In the past decades, scientists have increasingly focused on studying the potential effects of climate change on all aspects of life, including agriculture. Last week, a separate study by U.S. researchers found that the odds of a reduction in corn and wheat production are 20 times higher than they would be without human-induced global warming. Earlier this year, a United Nations climate change report found that falling agricultural yields would hit impoverished people the hardest.

The earth sciences field in particular has seen a big shift in how researchers study the climate, with chemists, biologists and ecosystems experts collaborating more closely than in the past. “They used to not talk to each other much, but now they have to because of these kind of [climate] impacts,” Amos Tai, an assistant professor at The Chinese University of Hong Kong and co-author of the Nature Climate Change study, told International Business Times.
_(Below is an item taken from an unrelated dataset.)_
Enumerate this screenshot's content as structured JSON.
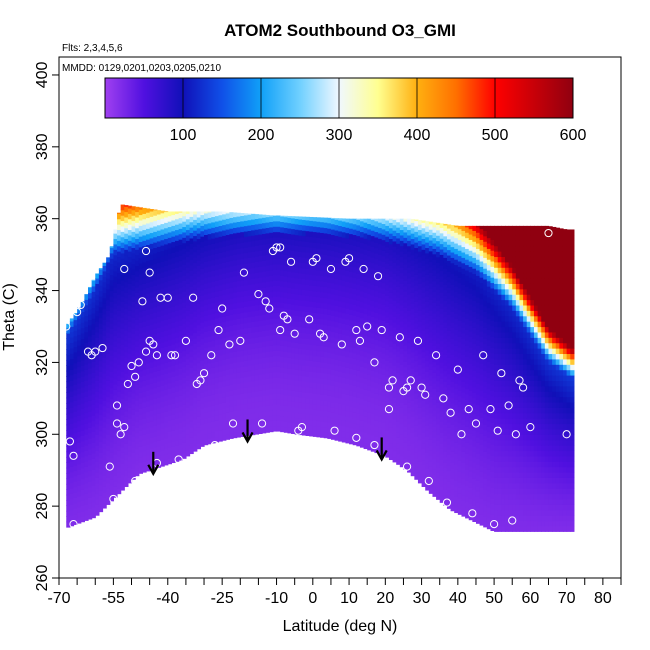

For the ozone study, the MIT-affiliated researchers focused on rice, wheat, corn and soy crops, which together account for more than half of the calories that humans consume worldwide. The team observed that warmer temperatures significantly increase production of ozone, a colorless toxic gas, due to the reactions of certain chemical compounds with nitrogen oxides – greenhouse gases that come from vehicle tailpipes and power plant smokestacks.

For soybeans, the researchers found that 46 percent of damage was actually caused by increased ozone levels – and not by increased heat, as had been previously thought. About one-quarter of wheat damage and nearly 10 percent of corn damage is primarily due to ozone, while the results for rice were inconclusive, according to the study.

The interaction between temperatures and pollutants varies considerably from region to region, and each crop is affected differently, the report’s authors said. Wheat in all the major production regions is more sensitive to ozone pollution than to higher temperatures, for instance. Corn and soybeans, however, are more vulnerable to high heats.

Government policies will also play a major role in determining the extent of pollution-related crop losses. Under one scenario, the researchers projected that global food production could fall by 15 percent, but when they accounted for large emissions decreases, that figure shrank to a 9 percent drop in food production. In each region, the outcome “will depend on domestic air-pollution policies,” Heald said. “An air-quality cleanup would improve crop yields.”

The United States and parts of Asia – namely South Korea and Japan – will be least affected by the ozone-climate effect, the study found. That’s because “even in the worst-case scenario, which is business-as-usual, we still expect that ozone is going to decrease in the future because of ozone regulations in these particular countries,” Tai said in the phone interview.

China and South Asia, on the other hand, will see the most ozone-related damage to wheat, rice and soybean crops because of the chronically high levels of toxic air pollution. Even corn, which is generally more vulnerable to heat than ozone, will suffer significantly from poor air quality.

Tai said the findings should serve as a wake-up call for the government planners and agricultural experts who are working to protect the world’s food supplies from global warming. Efforts to improve irrigation in sun-scorched regions, or to replace sensitive crops with more resilient varieties, could be less effective if ozone pollution keeps dirtying the air. “If you do not control your ozone, then anything that you do through climate adaptation may not realize the full potential, because ozone will just offset your benefits,” Tai said.

The study is proof that countries should invest more in renewable sources like solar and wind energy and less in pollution-intensive fossil fuels, Denise Mauzerall, a professor of environmental engineering and international affairs at Princeton University, who was not involved in the MIT research, said in a statement. “The increased use of clean energy sources that do not emit greenhouse gases or conventional air pollutants … would be doubly beneficial to global food security, as they do not contribute to either climate change or increased surface-ozone concentrations,” she said.